To specify an output folder where the LDA output files will be saved, click on the Browse button to the right of the Output Location bar and select a folder. If you create a new folder within this menu and change its name from "New Folder", click on any other folder and then click back on your newly created & renamed folder to select it. After specifying all parameters, click the green and white play button (Image 1) located in the top right corner of the window to run the program. Output information will display in the console panel at the bottom of the tool.

The output file prefix can also be specified using the Output Prefix input box located in the Output Path field.

Understanding LDA Output

The data output will be in .csv and .txt file formats. The file names will include the type of technique used for analysis (LDA) and the output type.The LDA tool generates the following output files:

Run report: The run report lists the version of TACIT used for the analysis and a time stamp.

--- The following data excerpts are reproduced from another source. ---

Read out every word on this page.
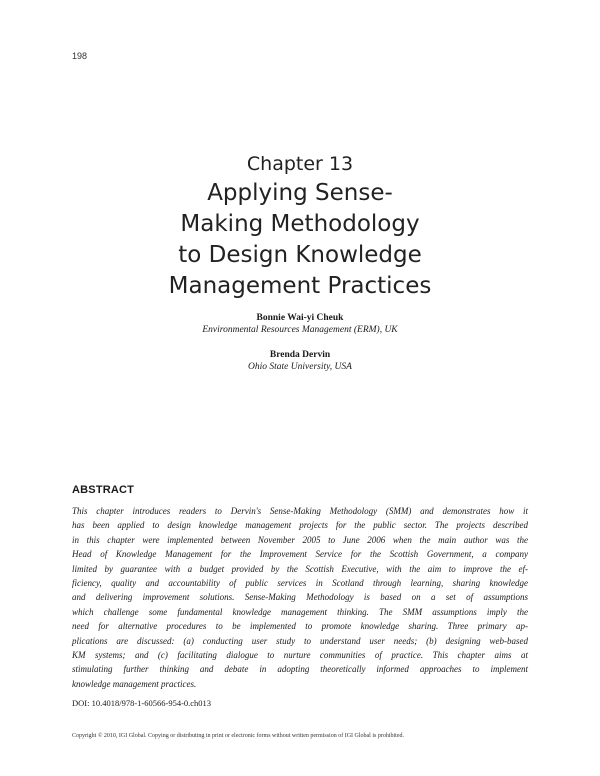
198
Chapter 13
Applying Sense-
Making Methodology
to Design Knowledge
Management Practices
Bonnie Wai-yi Cheuk
Environmental Resources Management (ERM), UK
Brenda Dervin
Ohio State University, USA
ABSTRACT

This chapter introduces readers to Dervin's Sense-Making Methodology (SMM) and demonstrates how it
has been applied to design knowledge management projects for the public sector. The projects described
in this chapter were implemented between November 2005 to June 2006 when the main author was the
Head of Knowledge Management for the Improvement Service for the Scottish Government, a company
limited by guarantee with a budget provided by the Scottish Executive, with the aim to improve the ef-
ficiency, quality and accountability of public services in Scotland through learning, sharing knowledge
and delivering improvement solutions. Sense-Making Methodology is based on a set of assumptions
which challenge some fundamental knowledge management thinking. The SMM assumptions imply the
need for alternative procedures to be implemented to promote knowledge sharing. Three primary ap-
plications are discussed: (a) conducting user study to understand user needs; (b) designing web-based
KM systems; and (c) facilitating dialogue to nurture communities of practice. This chapter aims at
stimulating further thinking and debate in adopting theoretically informed approaches to implement
knowledge management practices.

DOI: 10.4018/978-1-60566-954-0.ch013
Copyright © 2010, IGI Global. Copying or distributing in print or electronic forms without written permission of IGI Global is prohibited.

Topic composition: The topic composition file contains the topic probabilities for each document. Each row in the file is associated with a single a single document and the columns are: Number, which specifies the document number; File Name, which lists the document file name, and Topic N Probability,where the number of columns and N ranges from 0 through the number of topics specified. The Topic N Probability columns contain the probability that each document is associated with that columns topic.

Topic keys: The topic keys file lists the top 19 words for each topic. This information can be used to gain a general idea of what each topic represents.

Word counts: The word-counts file lists the frequency of occurrence for each word within each topic.For example, for an LDA analysis with two topics the line "Turing 1:32 2:1" would indicate that the word "Turing"occurs 32 times within topic 1 and 1 time within topic 2. If a word does not occur within a topic, that topic is not listed]for that word within the word-counts file; that is, there are no entries of the form i:0.

Word weights (optional): The word weights file lists the weight of each word for each topic. The words that have the highest weights for a given topic are the words that constitute the general focus of the topic. This output file is not automatically generated and must be requested by selecting Create Word Weight File option, which is located in theoutput path field.